The Federal Retirement Thrift Investment Board refuses to let auditors probe until satisfied that FISMA directives will not fracture the Chinese wall between OMB and the board.
The board of a hacked federal employee retirement plan is struggling to comply with government cybersecurity rules, because of concerns the requirements infringe on the organization's independence, the Federal Retirement Thrift Investment Board says.
The admission comes as the agency faces a grilling from senators over a Labor Department review that pointed out longstanding security weaknesses.
Data on Thrift Savings Plan members has been raided before. In 2011, attackers compromised the Social Security numbers and other personal data of 123,000 Thrift Savings Plan investors maintained on a contractor's network. More than 4.7 million federal civilian and military personnel participate in the plan.
Now, it has surfaced that the agency did not follow through on penetration testing, or “ethical hacking.” This key network defense involves letting a security professional poke around for holes in a system before the real bad guys do.
According to the Office of Management and Budget, penetration testing is mandatory to comply with the Federal Information Security Management Act.
But the board, which manages $450 billion in total assets, refuses to let auditors probe until it's satisfied that FISMA directives will not fracture the Chinese wall between OMB and the board.
"The primary issue for us surrounding FISMA does not relate to specific controls or technical guidance -- instead, because of our status as fiduciaries, any potential issues arise in the area where OMB may have the authority to direct agency spending," board spokeswoman Kim Weaver said.
"Congress determined in enacting" the Federal Employee's Retirement System Act "that it would be inappropriate for the president or Congress to tell [the board] how to spend participant money, particularly when the board and the executive director has a fiduciary responsibility to the plan," she said.
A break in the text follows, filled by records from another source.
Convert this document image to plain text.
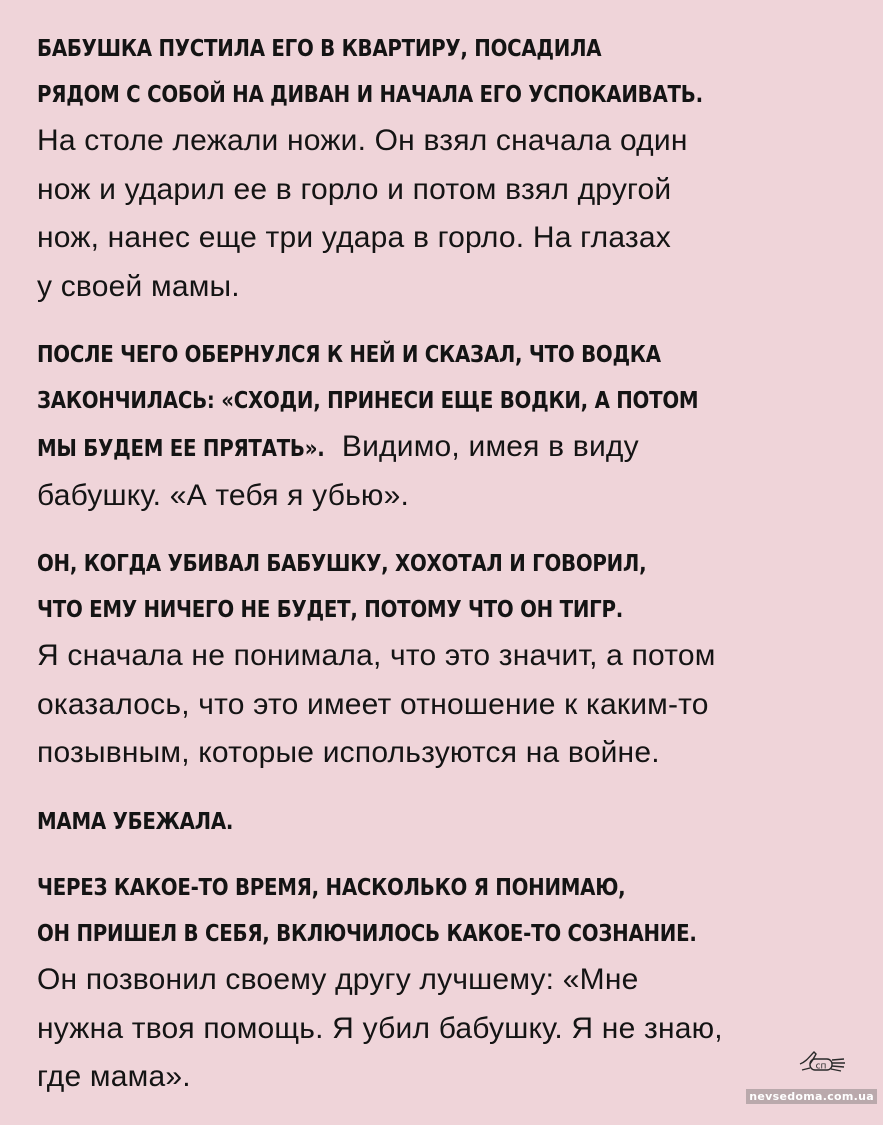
БАБУШКА ПУСТИЛА ЕГО В КВАРТИРУ, ПОСАДИЛА
РЯДОМ С СОБОЙ НА ДИВАН И НАЧАЛА ЕГО УСПОКАИВАТЬ.
На столе лежали ножи. Он взял сначала один
нож и ударил ее в горло и потом взял другой
нож, нанес еще три удара в горло. На глазах
у своей мамы.
ПОСЛЕ ЧЕГО ОБЕРНУЛСЯ К НЕЙ И СКАЗАЛ, ЧТО ВОДКА
ЗАКОНЧИЛАСЬ: «СХОДИ, ПРИНЕСИ ЕЩЕ ВОДКИ, А ПОТОМ
МЫ БУДЕМ ЕЕ ПРЯТАТЬ». Видимо, имея в виду
бабушку. «А тебя я убью».
ОН, КОГДА УБИВАЛ БАБУШКУ, ХОХОТАЛ И ГОВОРИЛ,
ЧТО ЕМУ НИЧЕГО НЕ БУДЕТ, ПОТОМУ ЧТО ОН ТИГР.
Я сначала не понимала, что это значит, а потом
оказалось, что это имеет отношение к каким-то
позывным, которые используются на войне.
МАМА УБЕЖАЛА.
ЧЕРЕЗ КАКОЕ-ТО ВРЕМЯ, НАСКОЛЬКО Я ПОНИМАЮ,
ОН ПРИШЕЛ В СЕБЯ, ВКЛЮЧИЛОСЬ КАКОЕ-ТО СОЗНАНИЕ.
Он позвонил своему другу лучшему: «Мне
нужна твоя помощь. Я убил бабушку. Я не знаю,
где мама».	сп
nevsedoma.com.ua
Overseers Cannot Probe Board Networks
At a board meeting last month, the Labor Department’s Employee Benefits Security Administration auditors complained about being restricted from inspecting hardware and software.
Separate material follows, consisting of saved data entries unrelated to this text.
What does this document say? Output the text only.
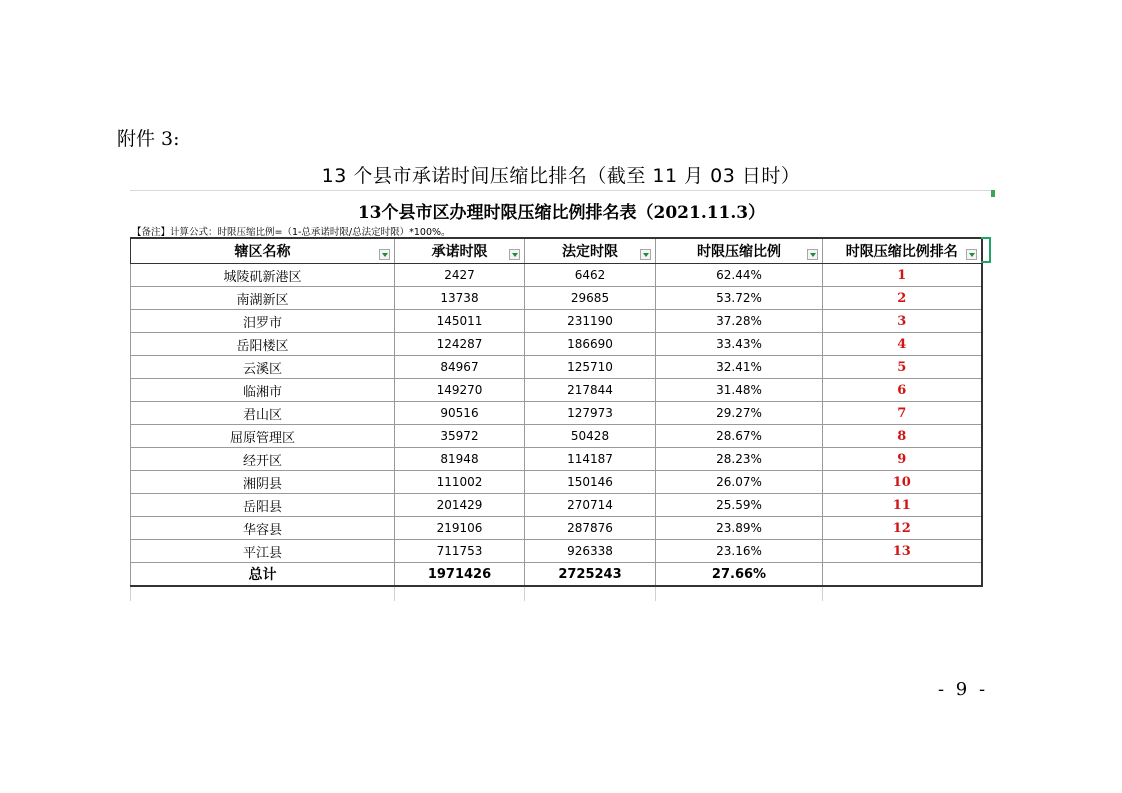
附件 3:
13 个县市承诺时间压缩比排名（截至 11 月 03 日时）
13个县市区办理时限压缩比例排名表（2021.11.3）
【备注】计算公式：时限压缩比例=（1-总承诺时限/总法定时限）*100%。
辖区名称	承诺时限	法定时限	时限压缩比例	时限压缩比例排名

城陵矶新港区	2427	6462	62.44%	1
南湖新区	13738	29685	53.72%	2
汨罗市	145011	231190	37.28%	3
岳阳楼区	124287	186690	33.43%	4
云溪区	84967	125710	32.41%	5
临湘市	149270	217844	31.48%	6
君山区	90516	127973	29.27%	7
屈原管理区	35972	50428	28.67%	8
经开区	81948	114187	28.23%	9
湘阴县	111002	150146	26.07%	10
岳阳县	201429	270714	25.59%	11
华容县	219106	287876	23.89%	12
平江县	711753	926338	23.16%	13
总计	1971426	2725243	27.66%	

- 9 -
Weaver on Friday acknowledged, "To date, no penetration test has been conducted." The board’s contractors have not tested for vulnerabilities, either.
A Thrift Savings Plan contract awarded to SAIC in 2013 included penetration testing clauses. But the agency instructed contractors to first address "other important information security matters including expanding and strengthening a first-generation security operations center and a network operations center,” Weaver said.
SAIC itself is no stranger to data thieves. The same year savings plan records were breached, separately, information on 4.9 million TRICARE military health care beneficiaries was compromised -- after the theft of computer tapes from an SAIC contractor's car.
Meanwhile, various hackers over the past year have successfully taken aim at government-held data from the Postal Service, State Department and federal employee background checker KeyPoint.
Last week, the Homeland Security and Governmental Affairs Committee aired concerns about the findings by Labor officials.
The board should "allow the auditors to conduct the necessary penetration testing so that you may know where any potential vulnerabilities might exist before those who wish to steal our information do," committee chairman Sen. Ron Johnson, R-Wisc, and ranking Democrat Sen. Tom Carper, D-Del., said in a letter to the board.
"Going forward, I expect that you will make every effort to meet your obligations under FISMA," they added. In 2014, the agency did not submit compliance data to OMB, the senators said.
On Friday, Weaver clarified that the board has not blocked Labor from performing system testing.
The board "has never taken the position that DOL auditors were not permitted to conduct network penetration testing," she said. At the time of last month's meeting, the board was cooperating to ensure there are "proper legal and other safeguards in place prior to allowing anyone such sensitive access to its systems, as that is the obligation the [board] has to our participants."